29.07.2015 - 02:30 | Son Güncellenme:
Özge Kara
32 yaşındaki Hollandalı yazar Sophie van der Stap, nadir rastlanan ve ölüm riski yüksek bir kanser türü olan rabdomyosarkoma yakalandığında 21 yaşındaydı. Önce öfkelendi, kabul etmek istemedi, saklandı. Sonra peruklarla kendine bir oyun yarattı. Her birine farklı bir isim ve karakter özelliği verdi: Stella, Sue, Daisy, Blondie, Platina, Uma, Pam, Lydia ve Bebe... İsyan etmek istediğinde Sue’yu, daha az görünür olmak istediğinde Lydia’yı tercih etti. Duygusal anlarında ona Daisy eşlik etti. Tüm bu ruh hallerini, günlüklerinde anlattı. İşte bu günlüklerden derlenen ve dünyada 25 dile çevrilen ‘Dokuz Peruklu Kız’ şimdi de Pegasus Yayınları etiketi ve Fazilet Mıstıkoğlu çevirisiyle Türkçeye kazandırıldı. Artık tamamen iyileşmiş olan Stap’in kitabı 2013 yılında Marc Rothemund tarafından beyazperdeye de uyarlandı. Kitap Türkiye’de 7 Ağustos günü raflardaki yerini alacak. Hikayesiyle pek çok insana ilham kaynağı olmuş yazarla zorlu geçen mücadelesini ve kitaba da adını veren peruklarını konuştuk.
Çok dürüst bir hikâye ‘Dokuz Peruklu Kız’. Kendinize karşı nasıl bu kadar dürüst olabildiniz?
Ölüme o kadar yakın olunca, istemsiz olarak gelişen bir şey bu. Kendinize anlamsız sorular sormak için çok da vaktiniz yok. “Benim hakkımda ne düşünürler?” diyerek hareket etmiyorsunuz ve bu size büyük bir özgürlük tanıyor. Günlüklerimden derlenmiş olmasının da bunda büyük bir etkisi var tabii. “Yanlış bir şey mi söyledim?” endişesi genelde ikinci planda oluyor.
Kitapta 21 yaşında kanserle tanışmış olmanın size bir anda dünyadan nefret etme izni verdiğini söylüyorsunuz. Fakat ilerleyen sayfalarda nefret etmek yerine ona tutunmayı tercih ettiğinizi görüyoruz. Bu değişim nasıl oldu?
Yaşayacak çok şeyim vardı; daha bir sürü hayallerim, anılarım olacaktı. Kanserle savaş çok ironik bir cephe.

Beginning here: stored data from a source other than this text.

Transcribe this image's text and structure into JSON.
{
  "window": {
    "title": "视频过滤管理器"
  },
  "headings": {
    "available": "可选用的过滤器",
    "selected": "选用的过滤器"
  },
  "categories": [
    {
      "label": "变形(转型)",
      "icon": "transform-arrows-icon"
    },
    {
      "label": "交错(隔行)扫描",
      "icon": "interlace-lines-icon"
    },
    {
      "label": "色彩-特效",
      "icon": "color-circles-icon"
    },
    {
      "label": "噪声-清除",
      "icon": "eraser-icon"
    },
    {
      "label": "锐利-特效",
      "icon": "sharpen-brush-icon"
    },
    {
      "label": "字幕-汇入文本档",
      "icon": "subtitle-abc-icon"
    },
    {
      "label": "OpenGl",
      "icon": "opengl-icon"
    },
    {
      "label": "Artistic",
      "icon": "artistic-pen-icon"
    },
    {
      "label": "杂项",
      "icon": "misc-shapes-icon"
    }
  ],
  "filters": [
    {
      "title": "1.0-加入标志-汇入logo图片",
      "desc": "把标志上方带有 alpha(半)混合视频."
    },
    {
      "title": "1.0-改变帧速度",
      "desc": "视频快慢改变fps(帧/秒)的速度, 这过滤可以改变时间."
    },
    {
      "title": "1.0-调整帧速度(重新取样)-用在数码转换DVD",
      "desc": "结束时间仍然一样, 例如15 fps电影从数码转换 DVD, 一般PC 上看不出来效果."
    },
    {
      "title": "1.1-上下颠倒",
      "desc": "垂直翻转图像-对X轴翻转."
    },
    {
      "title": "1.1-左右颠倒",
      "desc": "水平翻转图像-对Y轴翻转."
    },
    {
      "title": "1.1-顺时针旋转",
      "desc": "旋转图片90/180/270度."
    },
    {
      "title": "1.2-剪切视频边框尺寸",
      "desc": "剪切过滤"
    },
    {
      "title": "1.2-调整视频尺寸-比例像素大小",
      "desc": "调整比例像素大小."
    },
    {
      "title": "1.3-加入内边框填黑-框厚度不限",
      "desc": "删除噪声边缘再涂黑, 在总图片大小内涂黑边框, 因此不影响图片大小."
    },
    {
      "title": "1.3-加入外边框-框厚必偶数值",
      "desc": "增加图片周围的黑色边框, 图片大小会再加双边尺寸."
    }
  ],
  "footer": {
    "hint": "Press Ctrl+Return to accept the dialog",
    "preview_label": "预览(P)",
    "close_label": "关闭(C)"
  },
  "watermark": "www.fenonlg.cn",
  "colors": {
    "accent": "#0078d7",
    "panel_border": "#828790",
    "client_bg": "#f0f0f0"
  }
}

Bir taraftan çok fazla zamanınız olmadığını biliyorsunuz; bir taraftan da hastanedesiniz ve her zamankinden çok daha fazla boş zamanınız var. Kanserle savaşırken hayata tutunmak cesaretle değil de bu boş zamanları ne kadar verimli değerlendirdiğinizle ilgili bence.
Peruklarınız bir tutam saçtan çok daha fazlasını ifade ediyordu sizin için değil mi?
Başlarda hasta olduğumu saklamak için bir araç olarak kullanıyordum. Fakat zamanla onlar sayesinde özgürleştim. Bir şekilde günlük hayatıma devam etsem de kanser hep benim içimdeydi. Ölüm korkusu hep vardı. İşte bu korkuyu peruklarım hafifletti.
Nasıl doğdu bu farklı karakterler?
Kendi kimliğimi ararken keşfettiğim özelliklerim sayesinde çıktılar ortaya. Eğer kanserle o yaşta değil de ilerleyen yıllarda tanışsaydım, peruklarla farklı karakterler yaratma çabam olmazdı. Onlarla bir oyun oynadım. Uma sayesinde kendimi daha olgun ve seksi hissediyordum mesela. Aynada ona baktığımda bir gün onun gibi olabileceğimi söylüyordu bana. Sue sayesinde dediğim dedik bir karakter olabiliyordum. Buna rağmen dokuz peruğun dokuz bambaşka karakteri temsil ettiğini söylemek çok da doğru olmaz aslında. Sonuçta hepsi de benden besleniyordu.